Ideally, some way of mounting NFS filesystems with some UID mapping would be the easiest approach here. I'm no NFS guru so I did some research online to see what I could come up with. I could be wrong, but this doesn't come easily.

So, next, I looked at using Samba instead of NFS. Because the various desktops might have more than one user account on them, I wanted to make sure each user could have access to files on the server they're supposed to have access to.

We use KDE on our desktops. KIO provides some very nice means for users to connect to network services via HTTP, SSH, SFTP, Samba, FTP, and other protocols. Once you connect to a network service, you can save the connection for use later. This is handy, but I could not find a way to make this work at the command-line as well. That is, if you have a Samba share mounted via KIO so you can access it via KDE applications, there is no way of opening a terminal application and interacting with the files in the Samba share with shell commands.

Right away, I got thinking this would really be a good use of Filesystem In Userspace FUSE. FUSE is a kernel module for Linux that allows non-privileged users to interact with the root filesystem aspects of the kernel. In addition to allowing non-root users to mount local devices and network services like Samba and SSH, it also has given way to some projects that do some very interesting things like provide filesystem access to archive files like .zip and .tar files.

It looks like there is a project called KioFuse that aims to make KIO connections available via FUSE, but I didn't see that until just now. In fact, I ran across this discussion on the KDE mailing list that seemed to indicate KIO and FUSE were not a match to be. It seems, however, that hasn't remained true. I will definitely have to check out KioFuse and see how well it performs.

Fedora 16 includes the fuse-smb package which provides FUSE access to Samba shares. On the surface, it appears to be fairly simple to use. You create a fusesmb.conf file in a .smb subdirectory in your home directory. This file should contain a username and password for the share you wish to mount. Then, create a directory to act as a mountpoint for the FUSE filesystem, like ~/Network. Finally, run fusesmb followed by the mount point you created.

fusesmb ~/Network

If all works well, you should be able to access servers and shares under your mountpoint. For example, ~/Network/servername/sharenamename.

I never got fuse-smb to work. I suspected SELinux was in the way, but I couldn't find any evidence to support that theory.

In the meantime, I've set up entries in /etc/fstab for the Samba share I want users to be able to access. The entry has the user option which allows a non-root user to control the mount. This provides some of what FUSE is supposed to do.

Next, I need the Samba share mounted for each user when they log in. To accomplish this, I created a simple shell script in the ~/.kde/Autostart directory that mounts the Samba share. Something like this:

#!/bin/bash

mount //server/share

Simple enough.

I also would like the system to automagically unmount the filesystem when the user logs out. To do this, I should be able to put a similar shell script in ~/.kde/shutdown that does a umount of the mounted filesystem. But, this didn't work.

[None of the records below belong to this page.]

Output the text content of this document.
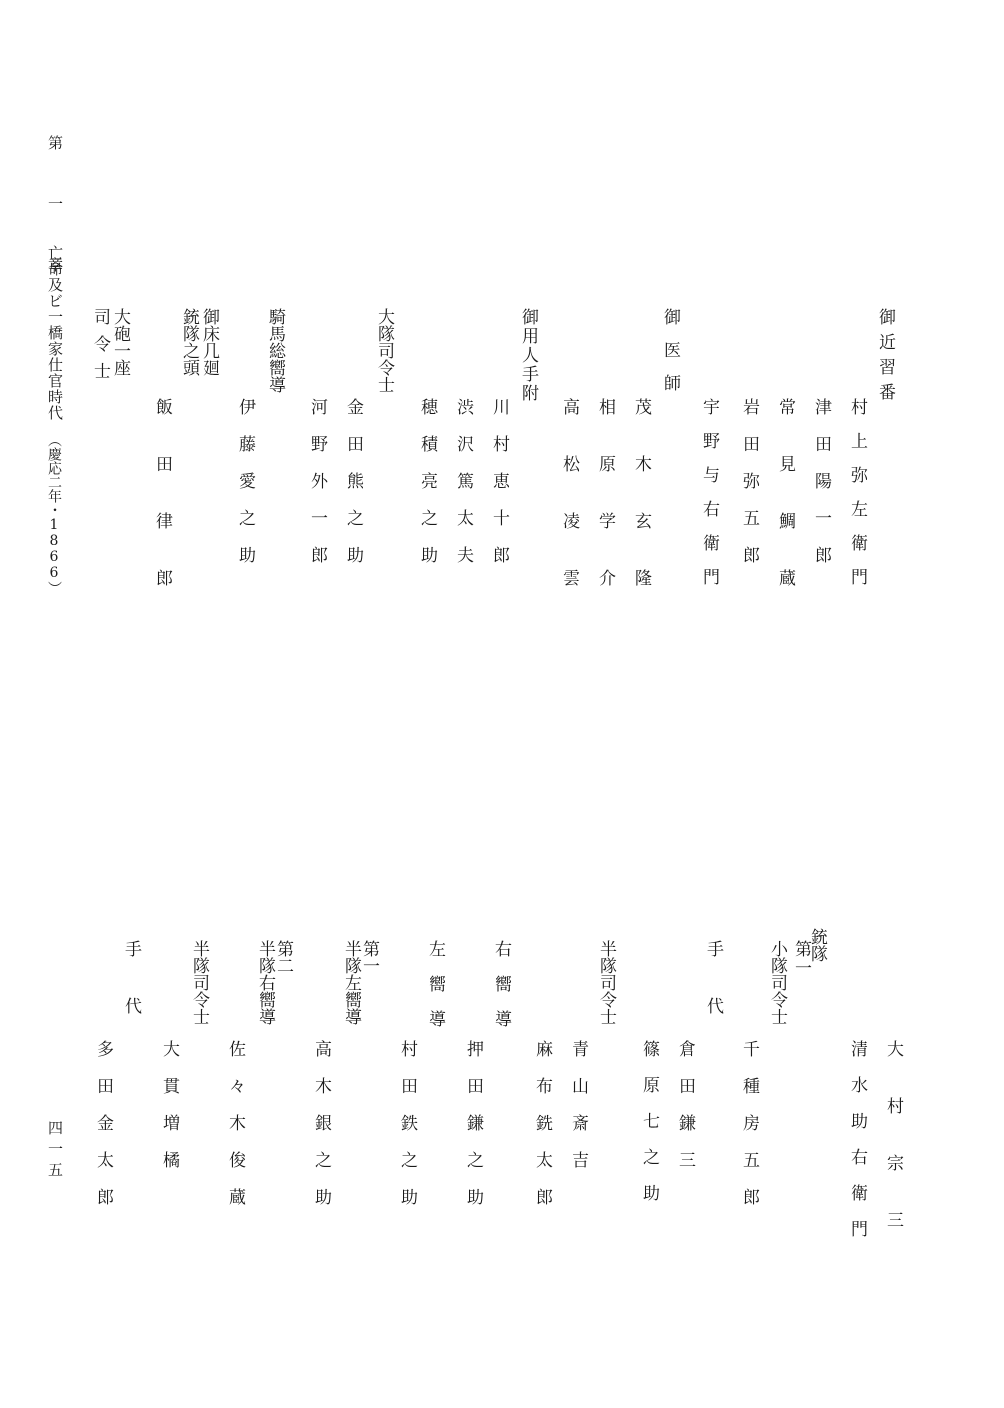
第 一 章
亡命及ビ一橋家仕官時代
（慶応二年・1866）
四一五
御近習番
村上弥左衛門
津田陽一郎
常見鯛蔵
岩田弥五郎
宇野与右衛門
御医師
茂木玄隆
相原学介
高松凌雲
御用人手附
川村恵十郎
渋沢篤太夫
穂積亮之助
大隊司令士
金田熊之助
河野外一郎
騎馬総嚮導
伊藤愛之助
御床几廻
銃隊之頭
飯田律郎
大砲一座
司令士
大村宗三
清水助右衛門
銃隊
第一
小隊司令士
千種房五郎
手代
倉田鎌三
篠原七之助
半隊司令士
青山斎吉
麻布銑太郎
右嚮導
押田鎌之助
左嚮導
村田鉄之助
第一
半隊左嚮導
高木銀之助
第二
半隊右嚮導
佐々木俊蔵
半隊司令士
大貫増橘
手代
多田金太郎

Despite the fact the manual pages for mount and fstab clearly say all that is needed to allow normal users to mount and unmount a filesystem is to add the user option, I can't seem to unmount the Samba share as a non-root user.

$ umount /import/server/share 
umount: only root can unmount //server/share from /import/server/share

This is a partial solution. If others have ideas, I'm all ears. I'll continue to explore.

In the past, I had an OpenLDAP server that most of the desktops in the house authenticated against. When Fedora introduced SSSD, that stopped working and I had to create users on each desktop again. I'd like to eventually get back to that and I know that would solve the original problem with UID mapping.